—¿De verdad? —dijo él—. Entonces, Jobling, si fuera usted el amigo que dice ser, creo que podría ayudar a mi madre a salir de la pasarela en vez de permitir que siga donde no la quieren.
Pero la señora Guppy se negó rotundamente a salir del pasillo. No quería ni oír hablar del asunto. —¿Pero qué se ha creído usted? —le dijo a mi tutor—; ¿qué se le ocurre? ¿Acaso mi hijo no es lo bastante bueno para usted? Debería darle vergüenza. ¡Váyase de aquí!
—Buena señora —respondió mi tutor—, apenas es razonable pedirme que salga de mi propia habitación.
“Eso no me importa —dijo la señora Guppy—. ¡Lárguese de una vez! Si no somos lo suficientemente buenos para usted, vaya a conseguir a alguien que sí lo sea. Vaya a buscarlos”.
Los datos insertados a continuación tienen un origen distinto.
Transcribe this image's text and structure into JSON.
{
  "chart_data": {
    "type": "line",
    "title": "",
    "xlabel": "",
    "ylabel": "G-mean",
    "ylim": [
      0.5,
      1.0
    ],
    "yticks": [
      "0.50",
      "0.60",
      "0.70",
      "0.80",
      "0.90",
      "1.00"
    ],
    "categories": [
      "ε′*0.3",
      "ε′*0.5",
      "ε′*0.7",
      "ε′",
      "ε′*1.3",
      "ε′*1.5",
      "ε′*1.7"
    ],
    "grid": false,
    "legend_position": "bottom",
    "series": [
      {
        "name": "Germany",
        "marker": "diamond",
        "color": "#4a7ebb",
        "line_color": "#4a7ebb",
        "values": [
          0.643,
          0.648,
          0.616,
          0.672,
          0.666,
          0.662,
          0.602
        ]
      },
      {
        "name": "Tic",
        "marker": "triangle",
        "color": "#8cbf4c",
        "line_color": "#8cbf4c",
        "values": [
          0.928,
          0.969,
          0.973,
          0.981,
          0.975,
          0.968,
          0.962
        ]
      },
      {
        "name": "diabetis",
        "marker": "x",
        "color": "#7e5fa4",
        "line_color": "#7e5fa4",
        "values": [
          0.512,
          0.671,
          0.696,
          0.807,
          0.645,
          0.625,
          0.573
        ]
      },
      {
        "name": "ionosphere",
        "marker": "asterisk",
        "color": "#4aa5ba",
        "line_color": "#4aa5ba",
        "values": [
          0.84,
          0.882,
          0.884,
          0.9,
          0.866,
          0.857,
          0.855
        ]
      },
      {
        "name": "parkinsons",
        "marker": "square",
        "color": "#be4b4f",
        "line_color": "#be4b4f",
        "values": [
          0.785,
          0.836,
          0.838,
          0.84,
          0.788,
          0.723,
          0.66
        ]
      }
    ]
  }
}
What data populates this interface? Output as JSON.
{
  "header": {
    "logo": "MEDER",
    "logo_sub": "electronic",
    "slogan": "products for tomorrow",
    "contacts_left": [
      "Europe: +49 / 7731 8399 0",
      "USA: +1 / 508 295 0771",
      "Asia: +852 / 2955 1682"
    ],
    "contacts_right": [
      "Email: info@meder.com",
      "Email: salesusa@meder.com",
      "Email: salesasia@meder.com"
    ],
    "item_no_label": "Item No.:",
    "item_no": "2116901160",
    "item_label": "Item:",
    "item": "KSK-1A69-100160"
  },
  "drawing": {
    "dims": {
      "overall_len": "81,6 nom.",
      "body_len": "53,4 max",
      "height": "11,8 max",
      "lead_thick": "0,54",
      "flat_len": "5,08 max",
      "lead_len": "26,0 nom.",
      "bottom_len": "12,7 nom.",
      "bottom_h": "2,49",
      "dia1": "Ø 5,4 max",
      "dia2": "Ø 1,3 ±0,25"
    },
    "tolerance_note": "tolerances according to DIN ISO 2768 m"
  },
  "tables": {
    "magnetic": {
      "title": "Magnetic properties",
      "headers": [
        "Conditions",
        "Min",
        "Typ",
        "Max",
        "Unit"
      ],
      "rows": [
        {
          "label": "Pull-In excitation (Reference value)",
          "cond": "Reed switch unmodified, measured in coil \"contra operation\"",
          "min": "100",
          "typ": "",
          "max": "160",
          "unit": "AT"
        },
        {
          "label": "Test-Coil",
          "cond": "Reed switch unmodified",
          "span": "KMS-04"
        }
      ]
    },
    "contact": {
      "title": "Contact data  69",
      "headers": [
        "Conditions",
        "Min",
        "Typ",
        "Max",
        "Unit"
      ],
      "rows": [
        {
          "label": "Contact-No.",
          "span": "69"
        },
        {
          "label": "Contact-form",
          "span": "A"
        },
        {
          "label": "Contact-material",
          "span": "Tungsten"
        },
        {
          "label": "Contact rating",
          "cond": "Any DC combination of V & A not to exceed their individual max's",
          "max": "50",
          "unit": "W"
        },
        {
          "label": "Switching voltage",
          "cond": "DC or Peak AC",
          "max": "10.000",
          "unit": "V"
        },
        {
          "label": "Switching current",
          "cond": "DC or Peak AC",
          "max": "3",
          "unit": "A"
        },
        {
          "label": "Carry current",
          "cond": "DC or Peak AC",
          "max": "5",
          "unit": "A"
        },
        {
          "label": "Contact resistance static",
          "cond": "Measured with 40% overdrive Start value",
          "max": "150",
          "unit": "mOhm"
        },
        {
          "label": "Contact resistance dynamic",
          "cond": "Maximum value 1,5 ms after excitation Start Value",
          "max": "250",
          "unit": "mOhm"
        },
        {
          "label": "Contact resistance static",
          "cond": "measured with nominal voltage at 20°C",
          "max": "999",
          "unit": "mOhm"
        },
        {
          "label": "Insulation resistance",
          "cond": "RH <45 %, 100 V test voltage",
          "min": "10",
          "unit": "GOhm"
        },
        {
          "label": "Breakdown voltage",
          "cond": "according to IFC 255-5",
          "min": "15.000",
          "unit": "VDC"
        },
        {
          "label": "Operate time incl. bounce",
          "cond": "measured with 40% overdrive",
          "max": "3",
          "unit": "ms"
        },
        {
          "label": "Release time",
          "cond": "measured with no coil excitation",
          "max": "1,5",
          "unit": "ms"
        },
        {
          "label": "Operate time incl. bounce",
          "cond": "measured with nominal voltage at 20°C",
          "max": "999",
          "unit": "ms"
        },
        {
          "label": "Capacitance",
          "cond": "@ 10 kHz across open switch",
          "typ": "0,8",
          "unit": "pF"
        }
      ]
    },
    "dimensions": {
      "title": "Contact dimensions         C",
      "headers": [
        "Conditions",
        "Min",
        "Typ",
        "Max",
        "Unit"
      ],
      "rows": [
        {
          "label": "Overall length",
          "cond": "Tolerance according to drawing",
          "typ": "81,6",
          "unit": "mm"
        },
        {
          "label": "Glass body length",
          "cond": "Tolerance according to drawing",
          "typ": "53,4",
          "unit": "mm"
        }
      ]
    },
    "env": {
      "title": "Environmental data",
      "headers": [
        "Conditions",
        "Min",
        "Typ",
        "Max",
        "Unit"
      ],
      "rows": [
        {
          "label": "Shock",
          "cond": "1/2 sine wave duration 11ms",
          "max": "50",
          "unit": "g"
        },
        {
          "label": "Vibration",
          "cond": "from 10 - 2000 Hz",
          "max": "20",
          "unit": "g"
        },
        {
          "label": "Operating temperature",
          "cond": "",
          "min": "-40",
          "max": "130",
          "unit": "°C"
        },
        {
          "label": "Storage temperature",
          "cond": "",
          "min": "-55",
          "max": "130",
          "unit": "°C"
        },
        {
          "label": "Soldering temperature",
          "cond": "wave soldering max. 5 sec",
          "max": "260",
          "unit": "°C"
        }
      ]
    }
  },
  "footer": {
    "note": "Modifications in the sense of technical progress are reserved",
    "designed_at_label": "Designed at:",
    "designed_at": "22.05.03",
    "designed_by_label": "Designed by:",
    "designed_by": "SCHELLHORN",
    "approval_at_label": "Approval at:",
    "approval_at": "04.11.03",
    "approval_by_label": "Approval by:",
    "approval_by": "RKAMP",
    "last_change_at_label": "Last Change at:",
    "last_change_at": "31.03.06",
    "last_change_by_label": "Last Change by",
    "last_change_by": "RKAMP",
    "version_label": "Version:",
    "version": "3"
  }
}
No estaba en absoluto preparado para la rapidez con la que la capacidad de la señora Guppy para la broma se transformó en una capacidad para ofenderse profundamente.
—Vete a buscar a alguien que sea lo bastante bueno para ti —repitió la señora Guppy—. ¡Largo de aquí!
Nada parecía asombrar tanto a la madre del señor Guppy ni indignarla tanto como el hecho de que no nos fuéramos.
—¿Por qué no se van? —dijo la señora Guppy—. ¿A qué se quedan aquí?
—Madre —interpuso su hijo, adelantándose siempre a ella y empujándola hacia atrás con un hombro mientras ella se acercaba de lado a mi tutor—, ¿quieres callarte?
—No, William —respondió ella—, ¡no lo haré! ¡A menos que él salga, no lo haré!